Revving The Cross-Platform Engine
Sports media company Whistle Sports, which is backed by NBC Sports, Sky and other private investors, such as former New York Yankee Derek Jeter, sees value in the social influencer. It distributes sports content from 400 video creators across its network of 170 million subscribers and followers.
Although star athletes remain important mouthpieces for brands, brands increasingly are reimagining the way celebrity spokespeople speak to their consumer base.

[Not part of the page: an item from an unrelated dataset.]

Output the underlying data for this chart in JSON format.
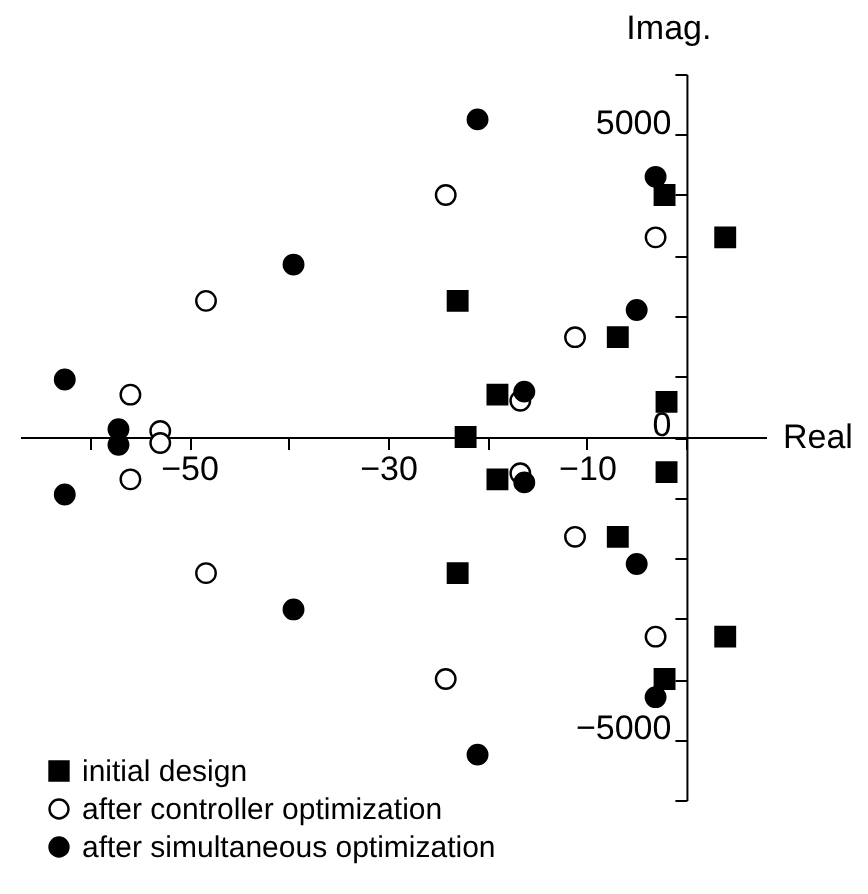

NASCAR, for instance, is working with Whistle Sports to promote 15 video shoots across three race weekends for a campaign called NASCAR Goes West. Airline Allegiant Air is the video sponsor for Whistle Sports-produced content on a NASCAR Goes West hub on NASCAR.com.

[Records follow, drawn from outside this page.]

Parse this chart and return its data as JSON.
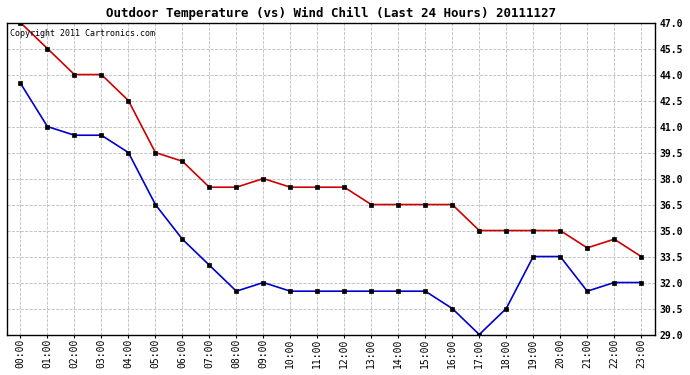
{
  "title": "Outdoor Temperature (vs) Wind Chill (Last 24 Hours) 20111127",
  "copyright_text": "Copyright 2011 Cartronics.com",
  "x_labels": [
    "00:00",
    "01:00",
    "02:00",
    "03:00",
    "04:00",
    "05:00",
    "06:00",
    "07:00",
    "08:00",
    "09:00",
    "10:00",
    "11:00",
    "12:00",
    "13:00",
    "14:00",
    "15:00",
    "16:00",
    "17:00",
    "18:00",
    "19:00",
    "20:00",
    "21:00",
    "22:00",
    "23:00"
  ],
  "temp_data": [
    47.0,
    45.5,
    44.0,
    44.0,
    42.5,
    39.5,
    39.0,
    37.5,
    37.5,
    38.0,
    37.5,
    37.5,
    37.5,
    36.5,
    36.5,
    36.5,
    36.5,
    35.0,
    35.0,
    35.0,
    35.0,
    34.0,
    34.5,
    33.5
  ],
  "windchill_data": [
    43.5,
    41.0,
    40.5,
    40.5,
    39.5,
    36.5,
    34.5,
    33.0,
    31.5,
    32.0,
    31.5,
    31.5,
    31.5,
    31.5,
    31.5,
    31.5,
    30.5,
    29.0,
    30.5,
    33.5,
    33.5,
    31.5,
    32.0,
    32.0
  ],
  "temp_color": "#cc0000",
  "windchill_color": "#0000cc",
  "ylim_min": 29.0,
  "ylim_max": 47.0,
  "ytick_step": 1.5,
  "grid_color": "#bbbbbb",
  "background_color": "#ffffff",
  "plot_bg_color": "#ffffff",
  "title_fontsize": 9,
  "copyright_fontsize": 6,
  "tick_fontsize": 7,
  "marker": "s",
  "marker_size": 3,
  "line_width": 1.2
}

The campaign, however, goes well beyond sponsored videos. NASCAR gave Whistle Sports’ most popular creators access to all 15 race stops, where it filmed interviews and stunts with Dale Earnhardt Jr. and other race luminaries.
In the days leading up to and throughout the 2016 Daytona 500 in February, NASCAR also created a fan race on Twitter using custom hashtags on the social platform and via the race broadcast on FOX. The 500th person to tweet a custom hashtag and #DAYTONA500 won Dale Earnhardt Jr. race swag.
“NASCAR has evolved its marketing approach to lead with social and digital media as a means to reach new and younger fans,” said Jill Gregory, SVP of marketing and industry services for NASCAR. “We’re creating entry points for new audiences [through compelling content] that may be interested in learning about NASCAR.”
Between the collaboration with Whistle Sports and NASCAR driver and celebrity content on social, #NASCARGoesWest saw “massive” growth in engagement over 2015, with hashtag use up 71%, according to Gregory.
Pulling off a cross-platform campaign requires careful coordination between leagues, athletes and the end advertiser to ensure fans find it authentic and true to the league’s voice.
“There’s a fine balance between what’s too commercial versus what’s sharable in branded content,” said Deirdre Lester, EVP of ads and sponsorship for Whistle Sports, formerly an exec at MLB Advanced Media. “Our biggest role is going out in market and educating people on how you use social platforms in conjunction with your larger sports investments.”
Although it can be hard to quantify a video for Facebook vs. Snapchat vs. Twitter, Lester said brands demand hard metrics from the outset.
In addition to measuring views, engagement and watch time (specifically for long-form) cross-platform, Whistle Sports conducts brand lift studies to ensure KPIs are met, such as purchase intent or whether someone is more likely to recommend a product or see a film.
But given measurement is still nascent, there’s still a lot of legwork to be done to meet advertiser guarantees, Lester said.
“On Snapchat, we still measure campaigns manually,” she said. “We have a partner management and analytics team with access to all 400 creators’ social platforms, so we can holistically measure across network, as well as influencer by influencer and channel by channel, to see what [resonates] and what doesn’t.”